During the first 20 minutes of charging, the battery is in the preheating stage, the battery activity gradually increases, the charging power required by the battery continues to increase, and the charging speed continues to increase. When the SOC reaches about 50% (the results vary for different brands and models), the charging power will gradually begin to decrease. When the SOC reaches 80%, the charging speed will further decrease and enter the "trickle charging" stage until it is close to full.
The golden rule to extend battery life: shallow charge and shallow discharge
Daily use: keep the battery power between 20%-90%, charge as needed, and avoid deep discharge.
Long-distance travel: Lithium iron phosphate batteries can be fully charged once a week to calibrate the power display, and other types of batteries do not need to be fully charged deliberately.
Temperature influence: Low temperature will reduce battery activity.

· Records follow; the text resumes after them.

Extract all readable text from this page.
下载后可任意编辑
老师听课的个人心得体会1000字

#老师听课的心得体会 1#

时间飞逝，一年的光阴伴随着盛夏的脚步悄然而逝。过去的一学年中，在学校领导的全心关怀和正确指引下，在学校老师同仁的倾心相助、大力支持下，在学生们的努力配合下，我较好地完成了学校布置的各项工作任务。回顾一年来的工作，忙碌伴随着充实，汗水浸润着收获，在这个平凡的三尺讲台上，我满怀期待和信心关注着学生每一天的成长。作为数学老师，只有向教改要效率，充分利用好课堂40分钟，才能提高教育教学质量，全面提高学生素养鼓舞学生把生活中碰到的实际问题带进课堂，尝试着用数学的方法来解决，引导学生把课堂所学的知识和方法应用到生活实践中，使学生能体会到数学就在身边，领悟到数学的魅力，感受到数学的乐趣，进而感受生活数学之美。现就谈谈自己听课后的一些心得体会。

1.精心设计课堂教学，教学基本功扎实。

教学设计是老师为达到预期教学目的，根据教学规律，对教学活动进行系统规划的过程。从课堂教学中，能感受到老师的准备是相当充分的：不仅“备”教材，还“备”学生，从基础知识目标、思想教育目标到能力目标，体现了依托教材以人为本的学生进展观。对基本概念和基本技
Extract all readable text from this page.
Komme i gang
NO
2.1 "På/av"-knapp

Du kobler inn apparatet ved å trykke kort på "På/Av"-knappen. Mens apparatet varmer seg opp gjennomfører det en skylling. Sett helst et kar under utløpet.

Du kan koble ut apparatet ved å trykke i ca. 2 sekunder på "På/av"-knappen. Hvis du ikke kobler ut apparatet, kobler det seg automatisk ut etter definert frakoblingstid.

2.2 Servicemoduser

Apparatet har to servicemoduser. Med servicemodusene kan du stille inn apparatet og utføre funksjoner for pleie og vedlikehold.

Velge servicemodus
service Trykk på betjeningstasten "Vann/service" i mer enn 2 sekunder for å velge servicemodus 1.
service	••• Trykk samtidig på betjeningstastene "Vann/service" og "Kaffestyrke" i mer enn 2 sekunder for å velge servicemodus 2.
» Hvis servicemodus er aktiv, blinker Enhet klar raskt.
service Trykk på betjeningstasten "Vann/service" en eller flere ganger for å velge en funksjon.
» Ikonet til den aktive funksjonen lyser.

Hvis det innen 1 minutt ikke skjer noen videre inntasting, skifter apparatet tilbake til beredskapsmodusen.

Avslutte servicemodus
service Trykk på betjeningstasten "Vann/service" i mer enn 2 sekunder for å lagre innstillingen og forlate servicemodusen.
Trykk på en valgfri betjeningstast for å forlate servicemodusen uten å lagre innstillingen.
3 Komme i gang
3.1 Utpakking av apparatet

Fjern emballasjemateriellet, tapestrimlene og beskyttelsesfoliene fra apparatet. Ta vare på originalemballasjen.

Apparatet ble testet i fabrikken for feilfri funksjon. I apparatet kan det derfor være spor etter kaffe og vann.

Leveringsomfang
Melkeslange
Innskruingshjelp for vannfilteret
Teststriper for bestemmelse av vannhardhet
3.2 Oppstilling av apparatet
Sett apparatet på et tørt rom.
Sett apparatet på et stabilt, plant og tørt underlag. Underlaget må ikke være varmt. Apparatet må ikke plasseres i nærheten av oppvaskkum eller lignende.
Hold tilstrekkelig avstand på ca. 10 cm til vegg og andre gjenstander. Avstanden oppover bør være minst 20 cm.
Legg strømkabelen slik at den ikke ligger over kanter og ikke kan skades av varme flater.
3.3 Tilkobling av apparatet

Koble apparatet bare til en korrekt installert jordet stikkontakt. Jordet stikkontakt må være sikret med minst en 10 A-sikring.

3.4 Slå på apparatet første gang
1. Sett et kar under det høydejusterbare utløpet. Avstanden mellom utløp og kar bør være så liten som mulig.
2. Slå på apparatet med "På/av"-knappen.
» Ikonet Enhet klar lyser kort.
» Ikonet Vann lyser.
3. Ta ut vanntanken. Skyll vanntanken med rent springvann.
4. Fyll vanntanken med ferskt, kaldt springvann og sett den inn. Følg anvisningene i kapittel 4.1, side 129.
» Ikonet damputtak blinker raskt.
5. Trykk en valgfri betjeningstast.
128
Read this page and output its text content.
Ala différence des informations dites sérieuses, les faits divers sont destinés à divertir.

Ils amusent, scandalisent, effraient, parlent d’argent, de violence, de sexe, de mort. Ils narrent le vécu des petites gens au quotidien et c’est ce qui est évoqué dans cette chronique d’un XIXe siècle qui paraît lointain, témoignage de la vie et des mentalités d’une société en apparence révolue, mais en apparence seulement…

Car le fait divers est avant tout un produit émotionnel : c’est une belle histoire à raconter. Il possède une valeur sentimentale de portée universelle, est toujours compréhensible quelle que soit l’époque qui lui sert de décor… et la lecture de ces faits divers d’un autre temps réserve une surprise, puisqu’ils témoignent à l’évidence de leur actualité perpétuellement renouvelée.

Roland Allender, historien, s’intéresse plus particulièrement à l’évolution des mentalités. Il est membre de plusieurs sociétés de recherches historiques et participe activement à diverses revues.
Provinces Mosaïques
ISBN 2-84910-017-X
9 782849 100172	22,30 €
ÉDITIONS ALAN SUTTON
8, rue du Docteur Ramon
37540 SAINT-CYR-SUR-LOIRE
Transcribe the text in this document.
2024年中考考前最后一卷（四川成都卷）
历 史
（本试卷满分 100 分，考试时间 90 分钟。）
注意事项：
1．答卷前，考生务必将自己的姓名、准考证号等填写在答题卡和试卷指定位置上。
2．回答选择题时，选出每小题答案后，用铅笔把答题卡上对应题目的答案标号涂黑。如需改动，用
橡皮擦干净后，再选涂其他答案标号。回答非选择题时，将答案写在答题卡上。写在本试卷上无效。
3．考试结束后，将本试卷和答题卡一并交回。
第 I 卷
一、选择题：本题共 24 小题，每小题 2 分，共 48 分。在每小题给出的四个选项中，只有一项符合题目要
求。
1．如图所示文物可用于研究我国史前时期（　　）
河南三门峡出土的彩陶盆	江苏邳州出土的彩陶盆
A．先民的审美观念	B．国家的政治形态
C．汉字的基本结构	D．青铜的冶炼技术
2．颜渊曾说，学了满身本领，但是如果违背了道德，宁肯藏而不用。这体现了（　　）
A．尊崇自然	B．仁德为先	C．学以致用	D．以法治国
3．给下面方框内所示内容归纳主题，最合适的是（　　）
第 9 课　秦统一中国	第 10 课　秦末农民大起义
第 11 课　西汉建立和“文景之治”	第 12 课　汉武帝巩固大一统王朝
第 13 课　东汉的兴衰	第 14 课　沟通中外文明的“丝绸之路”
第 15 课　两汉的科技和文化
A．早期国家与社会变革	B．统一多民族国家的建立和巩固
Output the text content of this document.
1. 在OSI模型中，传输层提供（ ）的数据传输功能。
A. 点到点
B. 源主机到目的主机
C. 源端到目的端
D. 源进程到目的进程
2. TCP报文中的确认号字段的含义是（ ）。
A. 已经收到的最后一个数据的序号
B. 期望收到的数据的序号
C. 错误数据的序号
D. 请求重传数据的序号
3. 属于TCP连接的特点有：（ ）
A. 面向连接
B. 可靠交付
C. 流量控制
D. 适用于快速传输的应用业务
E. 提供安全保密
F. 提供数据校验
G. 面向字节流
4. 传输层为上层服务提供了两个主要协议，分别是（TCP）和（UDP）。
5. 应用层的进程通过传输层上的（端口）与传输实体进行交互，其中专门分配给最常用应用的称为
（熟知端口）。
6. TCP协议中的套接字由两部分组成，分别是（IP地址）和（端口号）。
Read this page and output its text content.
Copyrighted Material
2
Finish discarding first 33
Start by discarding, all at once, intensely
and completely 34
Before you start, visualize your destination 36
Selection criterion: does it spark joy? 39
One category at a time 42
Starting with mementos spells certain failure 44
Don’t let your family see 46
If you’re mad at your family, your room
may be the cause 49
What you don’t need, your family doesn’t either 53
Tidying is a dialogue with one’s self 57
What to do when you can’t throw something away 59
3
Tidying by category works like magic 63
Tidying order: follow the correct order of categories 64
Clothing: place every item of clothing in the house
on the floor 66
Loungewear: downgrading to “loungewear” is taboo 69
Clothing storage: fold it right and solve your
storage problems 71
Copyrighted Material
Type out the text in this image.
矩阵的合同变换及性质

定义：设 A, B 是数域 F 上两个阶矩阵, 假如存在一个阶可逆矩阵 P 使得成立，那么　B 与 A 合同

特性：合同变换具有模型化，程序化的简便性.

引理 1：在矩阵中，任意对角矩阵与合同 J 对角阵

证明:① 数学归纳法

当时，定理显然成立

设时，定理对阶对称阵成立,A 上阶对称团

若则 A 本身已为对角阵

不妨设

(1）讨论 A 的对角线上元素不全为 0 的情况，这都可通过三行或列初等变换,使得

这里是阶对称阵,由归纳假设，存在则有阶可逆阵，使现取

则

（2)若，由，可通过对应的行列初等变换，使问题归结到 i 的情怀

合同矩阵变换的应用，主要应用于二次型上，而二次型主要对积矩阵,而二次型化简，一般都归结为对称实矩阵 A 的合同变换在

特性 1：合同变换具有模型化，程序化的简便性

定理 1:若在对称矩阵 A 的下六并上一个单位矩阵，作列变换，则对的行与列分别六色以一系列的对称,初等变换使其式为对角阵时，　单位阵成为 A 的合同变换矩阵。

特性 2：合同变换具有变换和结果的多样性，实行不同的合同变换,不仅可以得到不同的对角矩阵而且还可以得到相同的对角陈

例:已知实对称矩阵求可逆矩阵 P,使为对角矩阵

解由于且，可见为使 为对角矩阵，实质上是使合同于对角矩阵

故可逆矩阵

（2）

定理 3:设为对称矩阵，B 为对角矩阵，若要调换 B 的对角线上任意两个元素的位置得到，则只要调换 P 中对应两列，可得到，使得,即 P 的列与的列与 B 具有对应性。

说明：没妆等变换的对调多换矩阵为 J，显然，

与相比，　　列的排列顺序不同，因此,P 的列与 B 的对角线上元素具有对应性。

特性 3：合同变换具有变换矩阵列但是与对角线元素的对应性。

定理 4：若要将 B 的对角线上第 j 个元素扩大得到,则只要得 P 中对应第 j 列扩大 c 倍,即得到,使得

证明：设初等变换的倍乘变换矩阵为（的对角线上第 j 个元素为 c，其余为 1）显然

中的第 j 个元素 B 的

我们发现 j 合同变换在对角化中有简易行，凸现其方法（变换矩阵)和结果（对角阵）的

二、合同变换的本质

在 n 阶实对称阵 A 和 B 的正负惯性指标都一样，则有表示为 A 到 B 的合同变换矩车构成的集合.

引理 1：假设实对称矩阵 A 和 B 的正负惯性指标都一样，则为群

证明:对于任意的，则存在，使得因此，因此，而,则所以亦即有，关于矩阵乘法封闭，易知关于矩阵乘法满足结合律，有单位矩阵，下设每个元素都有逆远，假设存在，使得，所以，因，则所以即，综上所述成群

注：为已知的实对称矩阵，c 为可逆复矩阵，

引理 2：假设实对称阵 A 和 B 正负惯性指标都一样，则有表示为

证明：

It is recommended to preheat the battery before charging in winter (some models support this function).

In general, we can follow the principle of "charge as you use, shallow charge and shallow discharge", especially at public charging stations, and charge to 80%-90% each time, and keep the SOC at no less than 20% daily. Doing so can fully protect charging safety and reduce charging waiting time. Even for lithium iron phosphate batteries, it is sufficient to fully charge once a week to correct the range.
The battery life is determined by the "number of full cycles" (i.e. 0%-100% charge and discharge), not the single charge amount. Shallow charging and shallow discharge can reduce the number of full cycles and extend the life.